In clubhouse jargon, Johnny Allstaff was the pitcher for the Modesto Nuts on Tuesday night.
Actually, that's just slang for the games in which a reliever steps out of the bullpen to make a start with a very limited pitch count and the knowledge he could be followed to the mound by a short parade of arms.
The parade of Nuts was five deep and successful, keeping Stockton bats reasonably quiet in a 3-2 Modesto victory at windy and well-chilled John Thurman Field.
The scoreboard thermometer, which is not synchronized with the National Weather Service, dipped into the 40s by the middle innings -- brutal cold by Central Valley baseball standards, but just about right for Nuts' starter Joey Williamson.
"This was like a mid-May game at Notre Dame, so this was nothing," said the former Fighting Irish hurler, who made two spot starts last season in low-A Asheville. "I approach this the same as if I'm coming out of the pen -- throw strikes and get ahead of the hitters.
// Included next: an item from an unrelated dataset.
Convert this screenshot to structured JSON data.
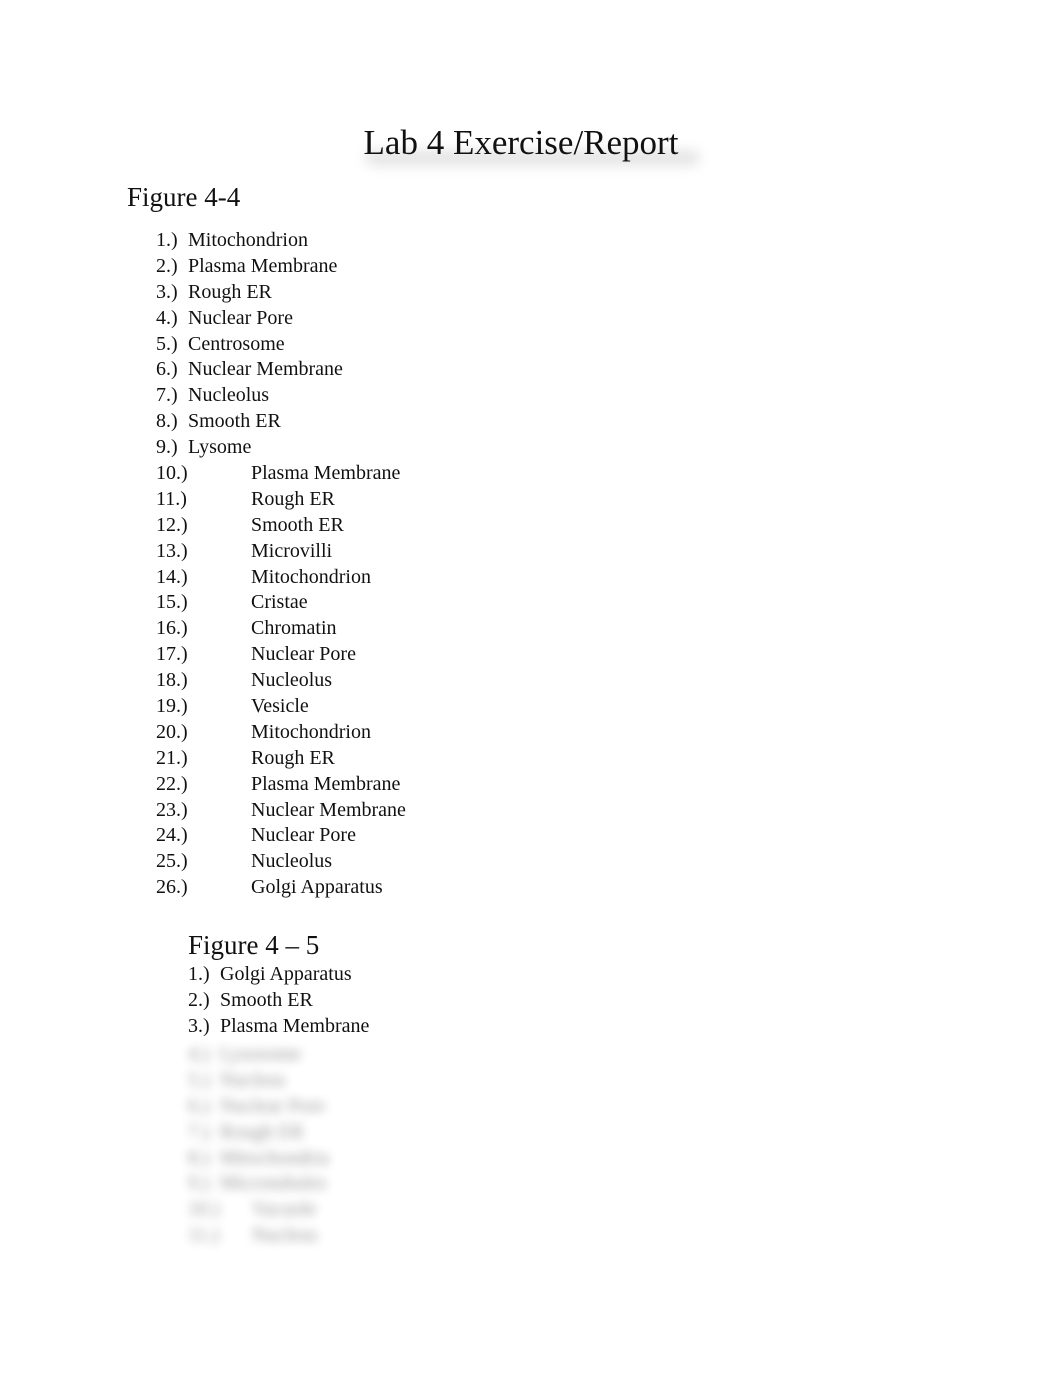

If I can keep the pitch count down, that's all the better."
The goal is for the starter to go five innings, to keep his team close and qualify for the win. But that's a bigger-picture individual goal. Williamson did his part by going four innings and limiting the Ports to two runs.
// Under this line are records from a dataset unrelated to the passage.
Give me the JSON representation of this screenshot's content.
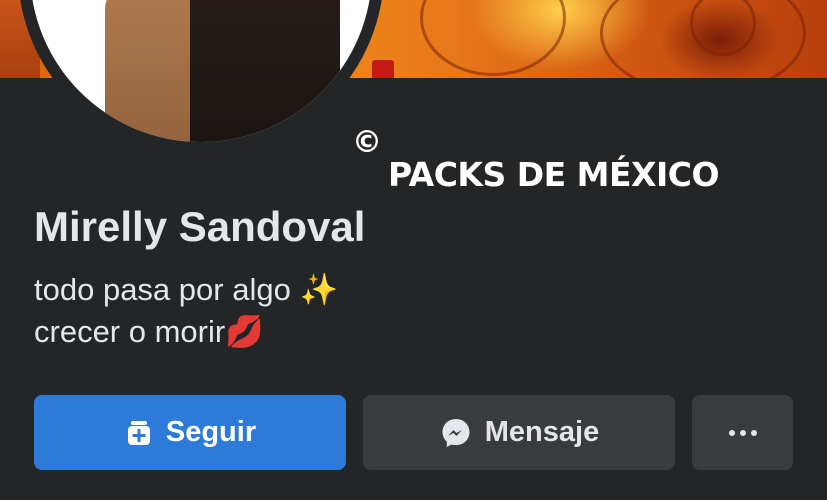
{
  "profile": {
    "name": "Mirelly Sandoval",
    "bio_line_1": "todo pasa por algo",
    "bio_line_1_emoji": "✨",
    "bio_line_2": "crecer o morir",
    "bio_line_2_emoji": "💋"
  },
  "watermark": {
    "symbol": "©",
    "text": "PACKS DE MÉXICO"
  },
  "actions": {
    "follow_label": "Seguir",
    "message_label": "Mensaje",
    "more_icon": "more-dots-icon"
  },
  "colors": {
    "background": "#242526",
    "primary_button": "#2d7ad9",
    "secondary_button": "#3a3b3c",
    "text": "#e4e6eb"
  }
}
That's when the parade began.
Austin Chambliss worked two scoreless innings, and Edgmer Escalona stranded two Ports in a strange seventh inning.
With a runner on second base and one out, Escalona had his glove up to receive a throw back after a foul ball from catcher Willin Rosario, but apparently Escalona wasn't looking for the throw, which hit him in the face.
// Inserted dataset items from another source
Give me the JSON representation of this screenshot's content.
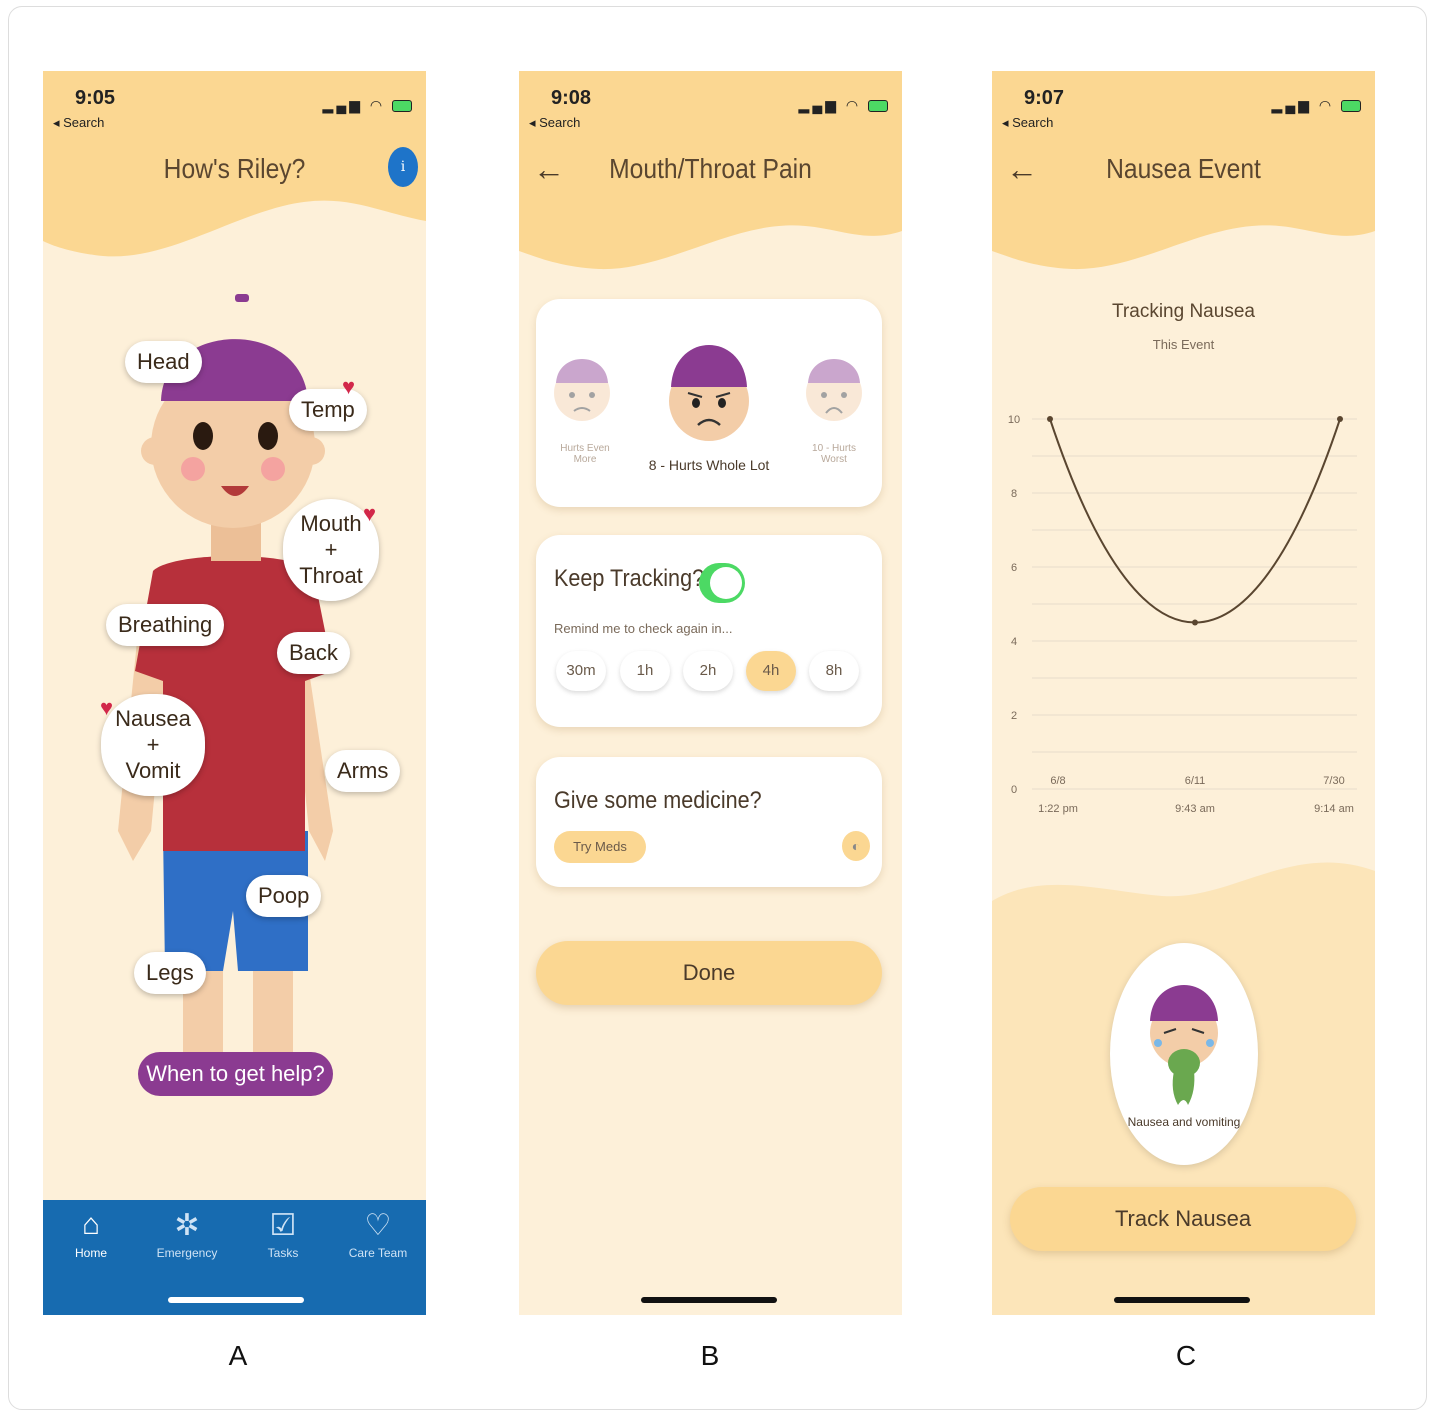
{
  "panels": {
    "a": {
      "letter": "A",
      "status": {
        "time": "9:05",
        "back": "◂ Search"
      },
      "title": "How's Riley?",
      "info": "i",
      "body_parts": {
        "head": "Head",
        "temp": "Temp",
        "mouth": "Mouth",
        "mouth_plus": "+",
        "throat": "Throat",
        "breathing": "Breathing",
        "back": "Back",
        "nausea": "Nausea",
        "nausea_plus": "+",
        "vomit": "Vomit",
        "arms": "Arms",
        "poop": "Poop",
        "legs": "Legs"
      },
      "help_button": "When to get help?",
      "tabs": [
        {
          "label": "Home",
          "icon": "home-icon"
        },
        {
          "label": "Emergency",
          "icon": "siren-icon"
        },
        {
          "label": "Tasks",
          "icon": "clipboard-icon"
        },
        {
          "label": "Care Team",
          "icon": "stethoscope-icon"
        }
      ]
    },
    "b": {
      "letter": "B",
      "status": {
        "time": "9:08",
        "back": "◂ Search"
      },
      "title": "Mouth/Throat Pain",
      "faces": {
        "left_caption": "Hurts Even More",
        "main_caption": "8 - Hurts Whole Lot",
        "right_caption": "10 - Hurts Worst"
      },
      "tracking": {
        "heading": "Keep Tracking?",
        "toggle_on": true,
        "remind_text": "Remind me to check again in...",
        "intervals": [
          "30m",
          "1h",
          "2h",
          "4h",
          "8h"
        ],
        "selected": "4h"
      },
      "medicine": {
        "heading": "Give some medicine?",
        "button": "Try Meds"
      },
      "done": "Done"
    },
    "c": {
      "letter": "C",
      "status": {
        "time": "9:07",
        "back": "◂ Search"
      },
      "title": "Nausea Event",
      "track_button": "Track Nausea",
      "nausea_label": "Nausea and vomiting"
    }
  },
  "colors": {
    "header": "#fbd792",
    "background": "#fdf0d9",
    "tabbar": "#176bb0",
    "help": "#8b3b91",
    "toggle": "#4cd964",
    "heart": "#d2284a"
  },
  "chart_data": {
    "type": "line",
    "title": "Tracking Nausea",
    "subtitle": "This Event",
    "y_ticks": [
      "0",
      "2",
      "4",
      "6",
      "8",
      "10"
    ],
    "ylim": [
      0,
      10
    ],
    "x_labels": [
      {
        "date": "6/8",
        "time": "1:22 pm"
      },
      {
        "date": "6/11",
        "time": "9:43 am"
      },
      {
        "date": "7/30",
        "time": "9:14 am"
      }
    ],
    "values": [
      10,
      4.5,
      10
    ],
    "grid": true
  }
}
Escalona dropped to his knees and was treated by the Nuts' training staff, but stayed in the game to finish the inning.
Modesto's setup-closer duo took over from there, as Matt Reynolds stranded a potential tying run at second base in the eighth and Craig Baker working the ninth for his fourth save through the Nuts' opening six games.
"In the minor leagues, for all intents and purposes, every game is a staff game," said Nuts' manager Jerry Weinstein. "You see very few complete games because of pitch counts. You're only as good as your pitchers one through 12, because if your bridge guys can't hold the lead, the starters don't win." Modesto and Stockton entered the game as the California League's only two teams yet to hit a home run.
But when Jay Cox followed Jason Van Kooten's first-inning double with an off-field homer to left, the Nuts had a 2-0 lead and the Ports were a powerless party of one.
Modesto added a run in the second when Kevin Clark singled and eventually scored on Warren Schaeffer's double-play ground ball.
The Ports struck back for two runs in the third on a two-out walk, an RBI double by Todd Johnson, a wild pitch and Mike Affronti's infield single. But Stockton, which remains winless and has scored only five runs through six games, would strand six runners over the final six innings.
Meanwhile, Modesto is off to a 5-1 start, easily the best start the franchise has enjoyed since becoming a Rockies' affiliate in 2005.
And Johnny Allstaff, er, the bullpen, has been a huge part of that early success.
"It's a blast right now," Williamson said. "We're playing well and we have to keep it rolling."